Early in the program it’s important to reduce those places where you always consumed more alcohol than appropriate and embarrassed yourself and family before the gathered crowd.
You thought that everyone in attendance consumed just as much as you, but such is not usually the case. They–the normal drinkers–can actually stop at a given point, at the point “they’ve had enough.” So, your behavior is not the norm, and looking back, if we are honest, we had to admit that usually in any form of relaxation and socializing–the 19th hole or Labor Day grill-outs–you always seemed to have a whole lot more to drink than everyone else. Be honest with yourself. If you can, listen to their conversations. They actually make sense. They aren’t garbled or slurred. They haven’t spilled a glass of beer on the picnic table, or loudly passed along the latest “out-of-place” racial insult.
But, enough about the negativity of the excessive drinking. Look at the bright side. You’ll be able to remember conversations, what article or book title you promised to send to the person. You were cold sober when you said, “let’s have lunch” and really meant it and will remember that you said you’d call to set something up. Political and religious discussions may even be coherent and remembered. You may actually be persuaded by a contrary discussion. You’ll understand and remember a good joke or story. You probably will find that sooner or later you will find new friends.
The benefit doesn’t include those good old feelings of being in control of your person.

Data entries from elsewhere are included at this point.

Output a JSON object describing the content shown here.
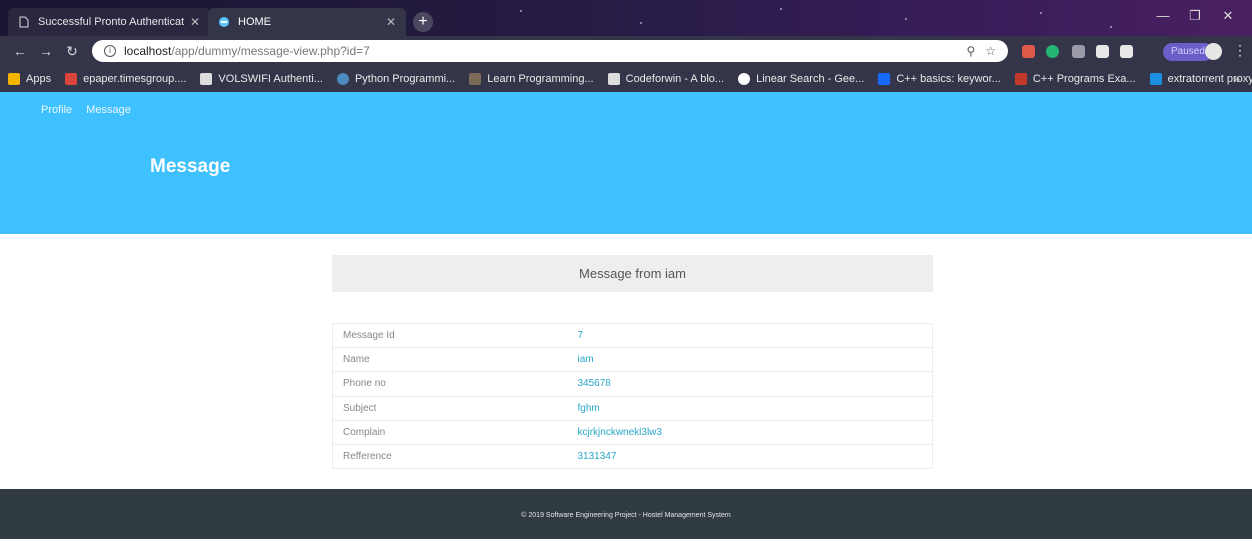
{
  "browser": {
    "tabs": [
      {
        "title": "Successful Pronto Authentication",
        "active": false
      },
      {
        "title": "HOME",
        "active": true
      }
    ],
    "url_host": "localhost",
    "url_path": "/app/dummy/message-view.php?id=7",
    "paused_label": "Paused",
    "bookmarks": [
      {
        "label": "Apps",
        "icon": "apps-grid-icon"
      },
      {
        "label": "epaper.timesgroup....",
        "icon": "epaper-icon"
      },
      {
        "label": "VOLSWIFI Authenti...",
        "icon": "page-icon"
      },
      {
        "label": "Python Programmi...",
        "icon": "python-icon"
      },
      {
        "label": "Learn Programming...",
        "icon": "learn-icon"
      },
      {
        "label": "Codeforwin - A blo...",
        "icon": "page-icon"
      },
      {
        "label": "Linear Search - Gee...",
        "icon": "google-icon"
      },
      {
        "label": "C++ basics: keywor...",
        "icon": "behance-icon"
      },
      {
        "label": "C++ Programs Exa...",
        "icon": "cpp-icon"
      },
      {
        "label": "extratorrent proxy -...",
        "icon": "is-icon"
      }
    ]
  },
  "nav": {
    "profile": "Profile",
    "message": "Message"
  },
  "hero": {
    "title": "Message"
  },
  "panel": {
    "heading": "Message from iam"
  },
  "details": [
    {
      "label": "Message Id",
      "value": "7"
    },
    {
      "label": "Name",
      "value": "iam"
    },
    {
      "label": "Phone no",
      "value": "345678"
    },
    {
      "label": "Subject",
      "value": "fghm"
    },
    {
      "label": "Complain",
      "value": "kcjrkjnckwnekl3lw3"
    },
    {
      "label": "Refference",
      "value": "3131347"
    }
  ],
  "footer": {
    "text": "© 2019 Software Engineering Project - Hostel Management System"
  },
  "colors": {
    "hero": "#3fc1ff",
    "footer": "#2f3b40",
    "value_text": "#2aa7c9"
  }
}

You’ll have positive feelings about the evening–that “feel good” attitude. Shame of that evening, or tomorrow, won’t haunt you. Instead you will realize you are making progress, you are changing your abusive ways of the past. Your spouse might even comment, “I like/love you more when you aren’t drinking, like those days of yesteryear before alcohol dominated your behavior.”
You may even find material benefits as a result of your demonstrated sobriety: a new sales lead, being asked to make a contact, and you may find a new ability of remembering what your profession or employment is all about.
What’s not to like about sobriety–in part gained by changing those alcoholic people, places and things that did so much to enable you to go to the depths of your addiction?